Vilane describes this as “the toughest, most challenging thing that one can ever endure”, but he says it never pushed him to his edge.
“Physically the South Pole is the toughest thing you can ever do in your life. It requires great endurance, but it never broke me down and it still didn’t push me to my physical limits.”
He dedicated this trek to the children of South Africa and raised enough money for NGO Lifeline Energy to provide 300 wind-up and solar-powered radios to households headed by children in Mpumalanga.
According to the organisation, South Africa has an estimated 1-million child-headed households – mainly due to the heavy toll HIV/Aids has taken on the country’s adult population.
The radios are being used to bring vital information and education to these orphans, who often cannot attend school or afford batteries or electricity to power such devices. The audio programmes teach children how to grow small garden plots to feed themselves, take care of small livestock and prevent diseases like malaria and HIV/Aids.

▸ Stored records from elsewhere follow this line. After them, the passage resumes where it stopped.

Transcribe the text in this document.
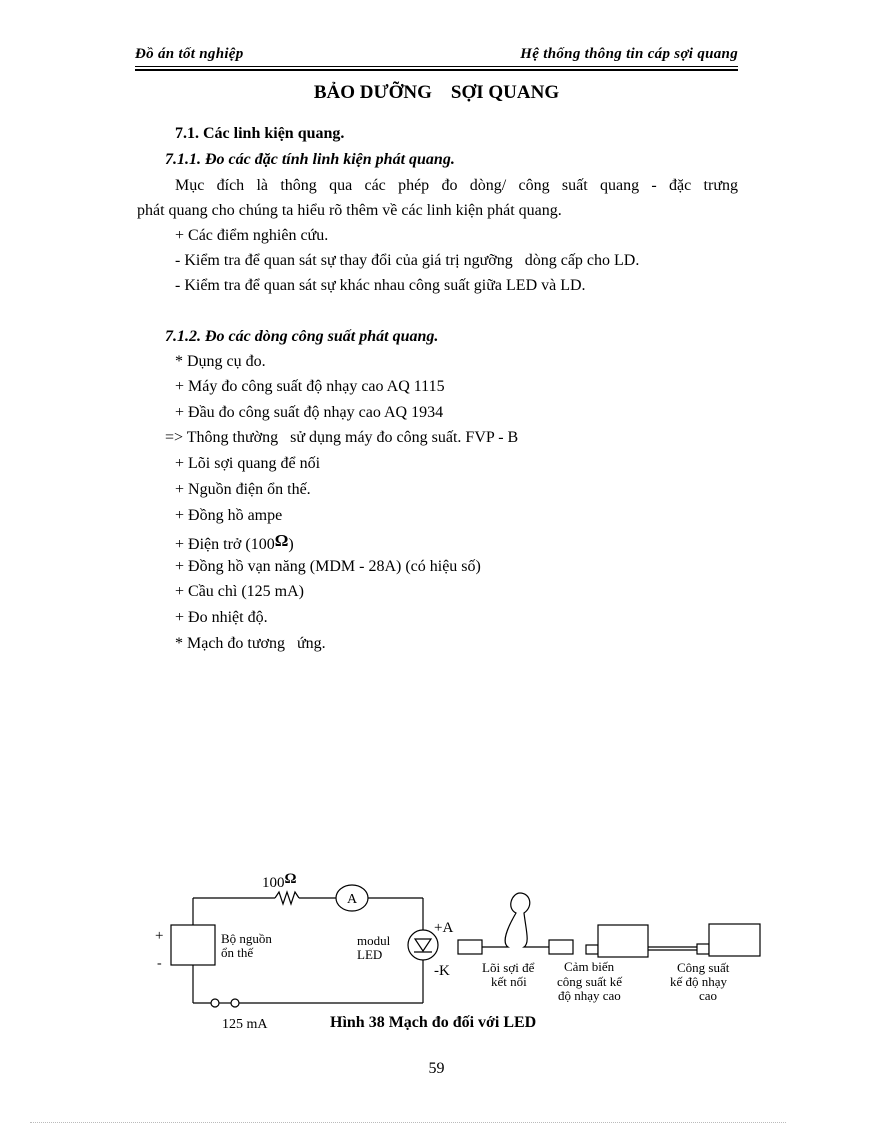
Đồ án tốt nghiệp	Hệ thống thông tin cáp sợi quang
BẢO DƯỠNG    SỢI QUANG
7.1. Các linh kiện quang.
7.1.1. Đo các đặc tính linh kiện phát quang.
Mục đích là thông qua các phép đo dòng/ công suất quang - đặc trưng
phát quang cho chúng ta hiểu rõ thêm về các linh kiện phát quang.
+ Các điểm nghiên cứu.
- Kiểm tra để quan sát sự thay đổi của giá trị ngưỡng   dòng cấp cho LD.
- Kiểm tra để quan sát sự khác nhau công suất giữa LED và LD.
7.1.2. Đo các dòng công suất phát quang.
* Dụng cụ đo.
+ Máy đo công suất độ nhạy cao AQ 1115
+ Đầu đo công suất độ nhạy cao AQ 1934
=> Thông thường   sử dụng máy đo công suất. FVP - B
+ Lõi sợi quang để nối
+ Nguồn điện ổn thế.
+ Đồng hồ ampe
+ Điện trở (100Ω)
+ Đồng hồ vạn năng (MDM - 28A) (có hiệu số)
+ Cầu chì (125 mA)
+ Đo nhiệt độ.
* Mạch đo tương   ứng.
100Ω
A
+
-
Bộ nguồn
ổn thế
modul
LED
+A
-K
125 mA
Lõi sợi để
kết nối
Cảm biến
công suất kế
độ nhạy cao
Công suất
kế độ nhạy
cao
Hình 38 Mạch đo đối với LED
59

“The future entirely depends on the education of children – their access to information to broaden their thinking and understanding of the ever-changing and challenging world,” Vilane says.
Protecting the vulnerable
These days Vilane is the programmes coordinator at a private game reserve in Limpopo province and is heavily involved in a rhino-protection programme there – a vital job considering the recent spate of poachings across the country and elsewhere on the continent.
The father of four is also a patron of the Endangered Wildlife Trust’s Conservation Leadership Group.
In 2010, 333 rhinos were killed illegally in South Africa – a 173% increase from the previous year, according to figures released by the World Wide Fund for Nature.
This year hasn’t been much better: 21 have been taken out so far.
Growing demand for rhino horn in Asia is largely to blame for the unprecedented spike in killings. Despite there being no scientific backing for the claims, rhino horn supposedly helps cure cancer and increases virility.
A recent article published on the African Conservation Foundation’s website says a burgeoning Chinese presence in Africa – driven by the need to secure vital resources for that country’s rapid economic expansion – is exacerbating the problem.
When Vilane’s not out in the bush, he gives motivational talks around the country and keeps active by running laps around his property. Because he lives in the middle of the reserve, it’s not safe for him to exercise beyond the fenced-in area.
“It’s not ideal, but it helps keep me fit,” he says. This tenacity and determination will undoubtedly help him succeed in his next mission in Antarctica.
Vilane has also written a book, To the Top from Nowhere, which tells of his journey from modest beginnings to becoming a world-renowned champion mountaineer and adventurer. Gail Jennings, a writer from Cape Town and fellow climber, is the co-author.
This year’s climb up Mount Kilimanjaro with his 18-year-old daughter will be a particularly meaningful one – it will be the first time a family member accompanies him on an expedition.
Married since 1995, Vilane says his wife Nomsa is the “unsung hero of his success”.